Seeds of a mystery in a great-aunt’s will

Scarlett Thomas’s The Seed Collectors is a clever, chaotic, filthily gorgeous, satirical Aga-saga

27 June 2015

9:00 AM

27 June 2015

9:00 AM

The Seed Collectors Scarlett Thomas

Canongate, pp.417, 14.99, ISBN: 9781847679208

There is something cruelly beautiful, delightfully frustrating and filthily gorgeous about a Scarlett Thomas novel. Two family trees open and close this book: one shows what the characters think they are and how they are related, the other what they are revealed to be. How the couplings shift is less important than the chains of desire that cannot be mapped or taxonomised.

The Gardener family is reeling from and sneakily plotting about the death of great-aunt Oleander, owner of Namaste House, a retreat for whack jobs and slebby failures. But her will leaves them confounded. This family of botanists are each given a seed which might flourish into death or enlightenment. It might explain their genealogy, and the deaths of four of their forebears. So too might a magical book, which changes according to who is reading it — which, when you think about it, is a description of every book. Thomas’s gift is to make the obvious awfully surprising.


‘What the deuce,’ Sir Walter Scott once wrote ‘is a plot for but to bring in good things?’ So this unconventional Aga-saga includes an anorexic tennis player, an obese and alcoholic estate agent whose only joy is unnecessary purchases, a drab academic worried about his lack of publication, a newspaper columnist so trendy he’s tepid, a documentary filmmaker obsessed with the fact that trees can walk and a Christian Grey of plant sciences, wondering about whether or not cavemen invented dildos. Miraculously, it all hangs together. The connective tissue is Thomas’s whip-sharp, snarky wit throughout. She is the laureate of the sardonic and the sarcastic. Imagine Muriel Spark’s disreputable niece, punky and porny and puncturing every balloon of ego. The novel is outré and extravagant, unremitting and unrepentant, sweet and sour and salty.

This is a novel to read for its riffs rather than its arc. Thomas fulminates throughout — diets, protocols in universities, anthropomorphism, the etiquette of sado-masochism, fashion, pick-your-own vegetables and childlessness are all subjected to her fierce glare. She has developed a tendency to use capitals, in a similarly choleric style to the equally angry novels of Lucy Ellmann. With the point of view ricocheting between different characters, Thomas allows herself daring little cadenzas — such as the chapters in the voice of a bird, who is markedly more like James Joyce than Henry James. The prose is both lithe and livid, describing a world where even lettuces are obsessed with sex and violence. The satire is so exuberant and the ideas so quick-fire that the catastrophic closure is genuinely shocking. Late on, we understand that we actually care about these narcissistic, silly, dislikeable, unfortunate meatbags.
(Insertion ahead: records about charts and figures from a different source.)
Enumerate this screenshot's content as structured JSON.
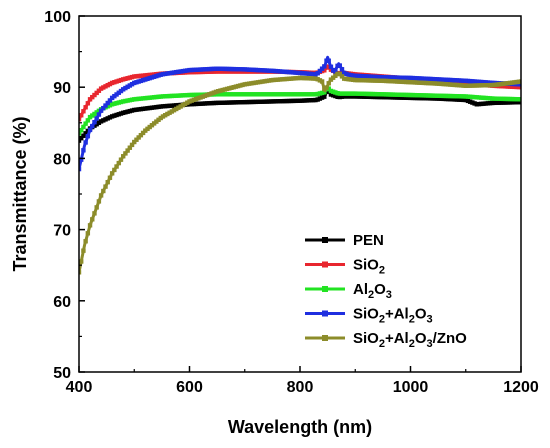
{
  "chart_data": {
    "type": "line",
    "xlabel": "Wavelength (nm)",
    "ylabel": "Transmittance (%)",
    "xlim": [
      400,
      1200
    ],
    "ylim": [
      50,
      100
    ],
    "xticks": [
      400,
      600,
      800,
      1000,
      1200
    ],
    "yticks": [
      50,
      60,
      70,
      80,
      90,
      100
    ],
    "legend_position": "bottom-right",
    "series": [
      {
        "name": "PEN",
        "color": "#000000",
        "marker": "square",
        "x": [
          400,
          420,
          440,
          460,
          480,
          500,
          550,
          600,
          650,
          700,
          750,
          800,
          830,
          845,
          850,
          855,
          870,
          880,
          900,
          950,
          1000,
          1050,
          1100,
          1120,
          1150,
          1200
        ],
        "y": [
          82.5,
          84.2,
          85.2,
          85.9,
          86.4,
          86.8,
          87.3,
          87.6,
          87.8,
          87.9,
          88.0,
          88.1,
          88.2,
          88.7,
          89.8,
          89.0,
          88.6,
          88.7,
          88.7,
          88.6,
          88.5,
          88.4,
          88.2,
          87.6,
          87.8,
          87.9
        ]
      },
      {
        "name": "SiO2",
        "label": "SiO",
        "sub": "2",
        "color": "#e8262e",
        "marker": "square",
        "x": [
          400,
          420,
          440,
          460,
          480,
          500,
          550,
          600,
          650,
          700,
          750,
          800,
          830,
          845,
          850,
          855,
          870,
          880,
          900,
          950,
          1000,
          1050,
          1100,
          1150,
          1200
        ],
        "y": [
          85.5,
          88.3,
          89.8,
          90.6,
          91.1,
          91.5,
          91.9,
          92.1,
          92.2,
          92.2,
          92.2,
          92.1,
          92.0,
          92.4,
          93.0,
          92.5,
          91.9,
          92.0,
          91.8,
          91.5,
          91.2,
          90.9,
          90.5,
          90.2,
          90.0
        ]
      },
      {
        "name": "Al2O3",
        "label": "Al",
        "sub": "2",
        "label2": "O",
        "sub2": "3",
        "color": "#22e322",
        "marker": "square",
        "x": [
          400,
          420,
          440,
          460,
          480,
          500,
          550,
          600,
          650,
          700,
          750,
          800,
          830,
          845,
          850,
          855,
          870,
          880,
          900,
          950,
          1000,
          1050,
          1100,
          1150,
          1200
        ],
        "y": [
          83.5,
          85.8,
          86.9,
          87.6,
          88.0,
          88.3,
          88.7,
          88.9,
          89.0,
          89.0,
          89.0,
          89.0,
          89.0,
          89.3,
          90.0,
          89.5,
          89.1,
          89.1,
          89.1,
          89.0,
          88.9,
          88.8,
          88.7,
          88.4,
          88.3
        ]
      },
      {
        "name": "SiO2+Al2O3",
        "label": "SiO",
        "sub": "2",
        "label2": "+Al",
        "sub2": "2",
        "label3": "O",
        "sub3": "3",
        "color": "#1f2fe0",
        "marker": "square",
        "x": [
          400,
          410,
          420,
          440,
          460,
          480,
          500,
          550,
          600,
          650,
          700,
          750,
          800,
          830,
          845,
          850,
          855,
          862,
          870,
          880,
          890,
          900,
          950,
          1000,
          1050,
          1100,
          1150,
          1200
        ],
        "y": [
          78.5,
          81.8,
          84.0,
          86.7,
          88.5,
          89.7,
          90.6,
          91.8,
          92.4,
          92.6,
          92.5,
          92.3,
          92.0,
          91.8,
          93.0,
          94.2,
          93.0,
          92.1,
          93.3,
          92.0,
          91.7,
          91.6,
          91.4,
          91.3,
          91.1,
          90.9,
          90.6,
          90.4
        ]
      },
      {
        "name": "SiO2+Al2O3/ZnO",
        "label": "SiO",
        "sub": "2",
        "label2": "+Al",
        "sub2": "2",
        "label3": "O",
        "sub3": "3",
        "label4": "/ZnO",
        "color": "#8c8c2a",
        "marker": "square",
        "x": [
          400,
          410,
          420,
          440,
          460,
          480,
          500,
          520,
          550,
          600,
          650,
          700,
          750,
          800,
          830,
          840,
          845,
          855,
          870,
          880,
          900,
          950,
          1000,
          1050,
          1100,
          1150,
          1200
        ],
        "y": [
          64.0,
          67.8,
          70.6,
          74.8,
          77.9,
          80.3,
          82.3,
          83.9,
          85.8,
          88.0,
          89.4,
          90.4,
          91.0,
          91.3,
          91.2,
          90.8,
          89.5,
          91.0,
          92.0,
          91.2,
          91.0,
          90.9,
          90.7,
          90.5,
          90.2,
          90.3,
          90.8
        ]
      }
    ]
  }
}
That is no small achievement, a kind of forceful empathy.

The Seed Collectors confirms Thomas as one of the most startling, unpredictable writers of her generation. As with books by Nicola Barker or Lauren Beukes, you cannot guess the ending from the outset; Thomas will take you on a frolic all of her own. This is a clever, chaotic novel, with a steely edge hidden behind its rambunctious shenanigans.